Согласно Харману, реальные объекты по существу изолированы и взаимодействуют друг с другом косвенно (посредством так называемой «викарной причинности») — через то, что он называет «чувственными объектами» и «чувственными качествами», которые подобны феноменологическим карикатурам на реальные объекты. Иными словами, когда один объект воздействует на другой, он не затрагивает его отстранённой сущности — вместо этого он имеет дело с неким прокси встреченного объекта в своём перцептивном пространстве. Когда оса левитирует, она и город изъяты друг из друга («можно изъять осу из Орхидеаполиса, но можно изъять и Орхидеаполис из осы») — взаимодействует она лишь с чувственной репрезентацией города, с его упрощённым, нестабильным представлением, которое складывается из скорости, высоты, ветра, состава воздуха, эмоционального фона и других факторов.

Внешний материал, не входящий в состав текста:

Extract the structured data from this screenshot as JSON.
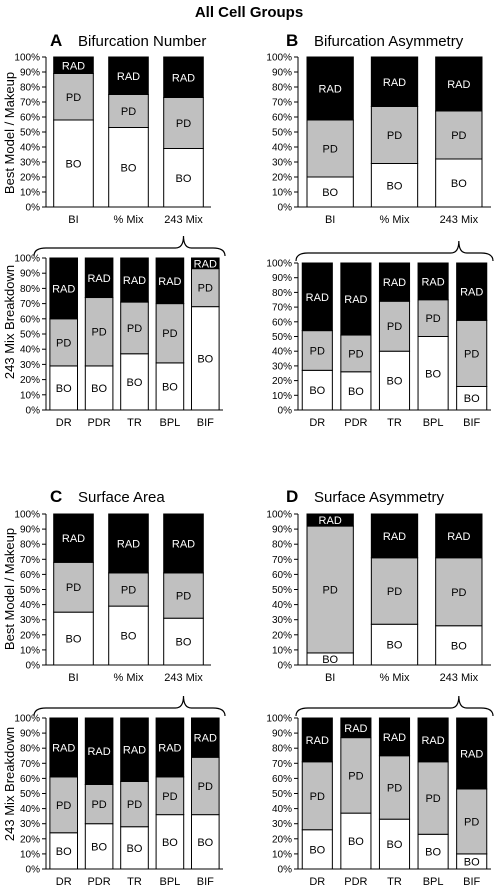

Это — образ города, а не сам город, и если для пешехода этот образ двухмерен, то для осы он приобретает третье измерение: высота обретает значительность глубины.

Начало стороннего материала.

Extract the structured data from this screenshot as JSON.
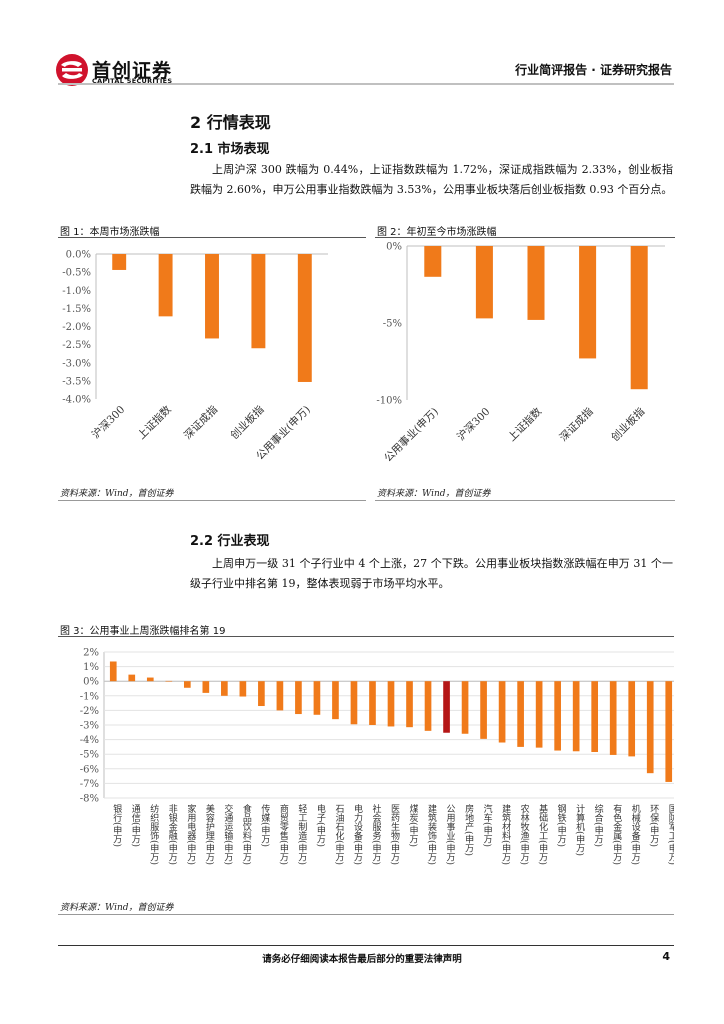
{
  "header": {
    "logo_cn": "首创证券",
    "logo_en": "CAPITAL SECURITIES",
    "report_type": "行业简评报告 · 证券研究报告",
    "brand_color": "#d0122c"
  },
  "section2": {
    "title": "2 行情表现"
  },
  "section2_1": {
    "title": "2.1 市场表现",
    "paragraph": "上周沪深 300 跌幅为 0.44%，上证指数跌幅为 1.72%，深证成指跌幅为 2.33%，创业板指跌幅为 2.60%，申万公用事业指数跌幅为 3.53%，公用事业板块落后创业板指数 0.93 个百分点。"
  },
  "section2_2": {
    "title": "2.2 行业表现",
    "paragraph": "上周申万一级 31 个子行业中 4 个上涨，27 个下跌。公用事业板块指数涨跌幅在申万 31 个一级子行业中排名第 19，整体表现弱于市场平均水平。"
  },
  "figures": {
    "fig1_title": "图 1：本周市场涨跌幅",
    "fig2_title": "图 2：年初至今市场涨跌幅",
    "fig3_title": "图 3：公用事业上周涨跌幅排名第 19",
    "source": "资料来源：Wind，首创证券"
  },
  "footer": {
    "disclaimer": "请务必仔细阅读本报告最后部分的重要法律声明",
    "page_number": "4"
  },
  "chart_data": [
    {
      "type": "bar",
      "title": "图 1：本周市场涨跌幅",
      "categories": [
        "沪深300",
        "上证指数",
        "深证成指",
        "创业板指",
        "公用事业(申万)"
      ],
      "values": [
        -0.44,
        -1.72,
        -2.33,
        -2.6,
        -3.53
      ],
      "unit": "%",
      "ylim": [
        -4.0,
        0.0
      ],
      "yticks": [
        "0.0%",
        "-0.5%",
        "-1.0%",
        "-1.5%",
        "-2.0%",
        "-2.5%",
        "-3.0%",
        "-3.5%",
        "-4.0%"
      ],
      "color": "#f07a1a",
      "grid": false
    },
    {
      "type": "bar",
      "title": "图 2：年初至今市场涨跌幅",
      "categories": [
        "公用事业(申万)",
        "沪深300",
        "上证指数",
        "深证成指",
        "创业板指"
      ],
      "values": [
        -2.0,
        -4.7,
        -4.8,
        -7.3,
        -9.3
      ],
      "unit": "%",
      "ylim": [
        -10,
        0
      ],
      "yticks": [
        "0%",
        "-5%",
        "-10%"
      ],
      "color": "#f07a1a",
      "grid": false
    },
    {
      "type": "bar",
      "title": "图 3：公用事业上周涨跌幅排名第 19",
      "categories": [
        "银行(申万)",
        "通信(申万)",
        "纺织服饰(申万)",
        "非银金融(申万)",
        "家用电器(申万)",
        "美容护理(申万)",
        "交通运输(申万)",
        "食品饮料(申万)",
        "传媒(申万)",
        "商贸零售(申万)",
        "轻工制造(申万)",
        "电子(申万)",
        "石油石化(申万)",
        "电力设备(申万)",
        "社会服务(申万)",
        "医药生物(申万)",
        "煤炭(申万)",
        "建筑装饰(申万)",
        "公用事业(申万)",
        "房地产(申万)",
        "汽车(申万)",
        "建筑材料(申万)",
        "农林牧渔(申万)",
        "基础化工(申万)",
        "钢铁(申万)",
        "计算机(申万)",
        "综合(申万)",
        "有色金属(申万)",
        "机械设备(申万)",
        "环保(申万)",
        "国防军工(申万)"
      ],
      "values": [
        1.35,
        0.45,
        0.25,
        0.02,
        -0.45,
        -0.8,
        -1.0,
        -1.05,
        -1.7,
        -2.0,
        -2.25,
        -2.3,
        -2.6,
        -2.95,
        -3.0,
        -3.1,
        -3.15,
        -3.4,
        -3.53,
        -3.6,
        -3.95,
        -4.2,
        -4.5,
        -4.55,
        -4.75,
        -4.8,
        -4.85,
        -5.05,
        -5.15,
        -6.3,
        -6.9
      ],
      "unit": "%",
      "ylim": [
        -8,
        2
      ],
      "yticks": [
        "2%",
        "1%",
        "0%",
        "-1%",
        "-2%",
        "-3%",
        "-4%",
        "-5%",
        "-6%",
        "-7%",
        "-8%"
      ],
      "color": "#f07a1a",
      "highlight_color": "#b51616",
      "highlight_index": 18,
      "grid": true
    }
  ]
}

Пока мы прижаты силой гравитации к той же земле, на которой стоит наш город, его бытие для нас инструментально: город есть Gestell, установка, машина, безостановочно (вос)производящая нас, живущих в потоке городских сценариев и протоколов городской повседневности [13]. Но, когда оса взлетает, прекращая быть продуктом этого производства, машина ломается. Город виден сверху «как на ладони» — он больше не техническое приспособление, а россыпь бесполезных деталей в горсти наблюдателя. Эти детали больше не нужны левитатору — но они ему желанны. Они сверкают подобно неким самоцветам, они прекрасны в своём бессмысленном разнообразии. Чувственно воспринимаемый город, который, согласно Харману, был карикатурой на город реальный, вдруг предстаёт взору левитирующего созерцателя пленительным эстетическим асамбляжем, полным скрытых глубин и неожиданных резонансов [14]. Хайдеггер, вероятно, сформулировал бы это так: перестав быть zuhanden, применимым, город сделался для осы vorhanden, имеющим место [13], и всё, что город теперь может, — это избыточно присутствовать далеко внизу. Зачем? Для красоты.
Взлетая, оса не покидает онтологической плоскости, которую разделяет с городом и со всеми остальными объектами, однако для неё эта плоскость словно «собирается в складки» благодаря новообретённому взгляду сверху вниз — тут нам поможет делёзовская «складчатость» (le pli): сложные структуры и отношения могут возникать из простых плоских поверхностей, «собирающихся в складки» и создающих замысловатый узор взаимодействий [4]. Вертикальный взлёт левитирующего агента не прорывает онтологической ткани, но скорее заставляет её «морщиться», так что сложность взаимодействий между объектами растёт, хотя они и сохраняют онтологическое равенство. Таким образом, «осознанный сомнамбулизм» — это не побег из «чёрной железной тюремной» плоскости, а активная и вовлечённая её реконфигурация. Господь Иисус Христос перед Вознесением говорит ученикам: «И вот, я с вами, во все дни, до скончания века» [Мф 28:20], и это осознание имеет решающее значение для религиозной жизни ос, о которой пойдёт речь дальше.